Local Community & Culture
Alice Springs Town Council
Alice Springs Town Council’s vision is for a vibrant and growing community that embraces its diverse cultural heritage, unique identity and desert living environment.
With this vision front of mind, Council’s staff policies aim to consolidate and strengthen the existing connection with Aboriginal Peoples by focusing attention on sensitive, practical ways to recruit, retain, and build lasting relationships with employees from the local Indigenous community.
Council’s actionable strategies are also designed to guide all its employees forward in their cultural awareness, and to encourage further engagement and fostering of connections between non-Aboriginal and Indigenous colleagues.
Arrernte
The Arrernte (pronounced Arrunda) people are the traditional owners of Mparntwe (pronounced m’barn-twa) – the Alice Springs area.
Arrernte stories describe how the landscape surrounding Alice, including the MacDonnell Ranges, was created by the actions of their ancestors, the caterpillar beings Ayepe-arenye, Ntyarlke and Utnerrengatye.

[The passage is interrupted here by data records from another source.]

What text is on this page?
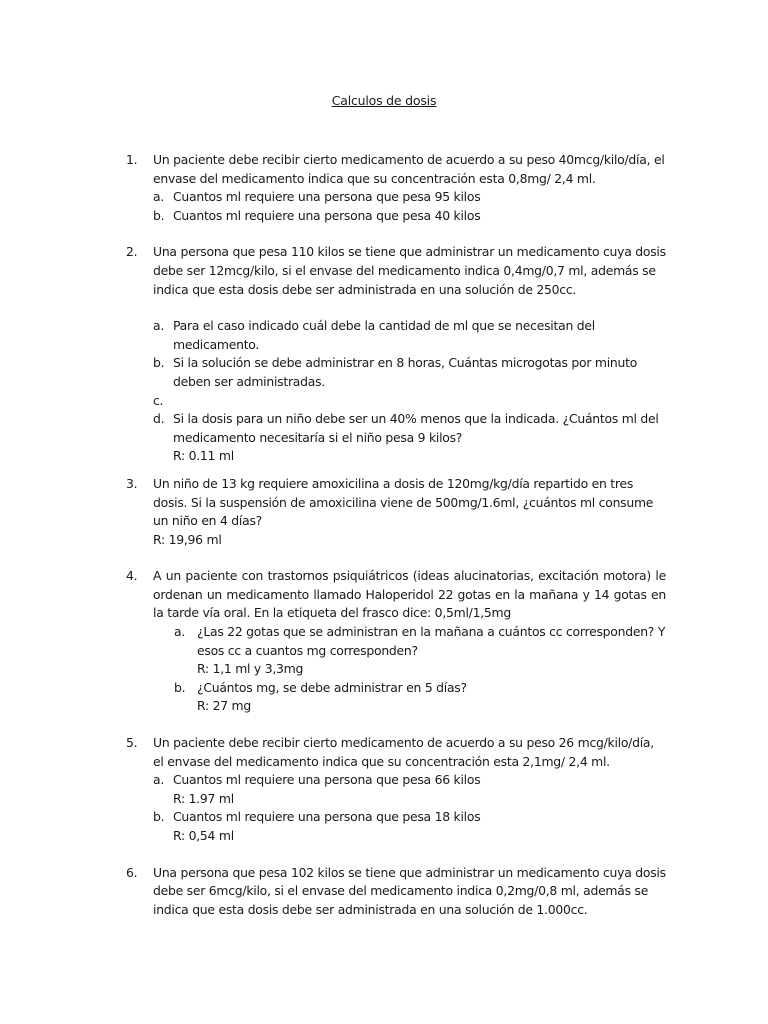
Calculos de dosis
1. Un paciente debe recibir cierto medicamento de acuerdo a su peso 40mcg/kilo/día, el envase del medicamento indica que su concentración esta 0,8mg/ 2,4 ml.
a. Cuantos ml requiere una persona que pesa 95 kilos
b. Cuantos ml requiere una persona que pesa 40 kilos
2. Una persona que pesa 110 kilos se tiene que administrar un medicamento cuya dosis debe ser 12mcg/kilo, si el envase del medicamento indica 0,4mg/0,7 ml, además se indica que esta dosis debe ser administrada en una solución de 250cc.
a. Para el caso indicado cuál debe la cantidad de ml que se necesitan del medicamento.
b. Si la solución se debe administrar en 8 horas, Cuántas microgotas por minuto deben ser administradas.
c.

d. Si la dosis para un niño debe ser un 40% menos que la indicada. ¿Cuántos ml del medicamento necesitaría si el niño pesa 9 kilos?
R: 0.11 ml
3. Un niño de 13 kg requiere amoxicilina a dosis de 120mg/kg/día repartido en tres dosis. Si la suspensión de amoxicilina viene de 500mg/1.6ml, ¿cuántos ml consume un niño en 4 días?
R: 19,96 ml
4. A un paciente con trastornos psiquiátricos (ideas alucinatorias, excitación motora) le ordenan un medicamento llamado Haloperidol 22 gotas en la mañana y 14 gotas en la tarde vía oral. En la etiqueta del frasco dice: 0,5ml/1,5mg
a. ¿Las 22 gotas que se administran en la mañana a cuántos cc corresponden? Y esos cc a cuantos mg corresponden?
R: 1,1 ml y 3,3mg
b. ¿Cuántos mg, se debe administrar en 5 días?
R: 27 mg
5. Un paciente debe recibir cierto medicamento de acuerdo a su peso 26 mcg/kilo/día, el envase del medicamento indica que su concentración esta 2,1mg/ 2,4 ml.
a. Cuantos ml requiere una persona que pesa 66 kilos
R: 1.97 ml
b. Cuantos ml requiere una persona que pesa 18 kilos
R: 0,54 ml
6. Una persona que pesa 102 kilos se tiene que administrar un medicamento cuya dosis debe ser 6mcg/kilo, si el envase del medicamento indica 0,2mg/0,8 ml, además se indica que esta dosis debe ser administrada en una solución de 1.000cc.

There are many traditional stories involving the shaping of the local landscape by ancestral figures and as such, there are many sites of significance to the Arrernte people in and around Alice Springs.
Town Camps
The Alice Springs Community Living Areas (also known as town camps) are Aboriginal communities within the township. Town camps fall under the jurisdiction of the Northern Territory Government, which retains fiscal responsibility for providing municipal and essential services for the management of housing, open spaces, roads, parks and community centres within town camp areas. Further information can be found here. Tangentyere Council is the service delivery agency for the 18 town camps in Alice Springs.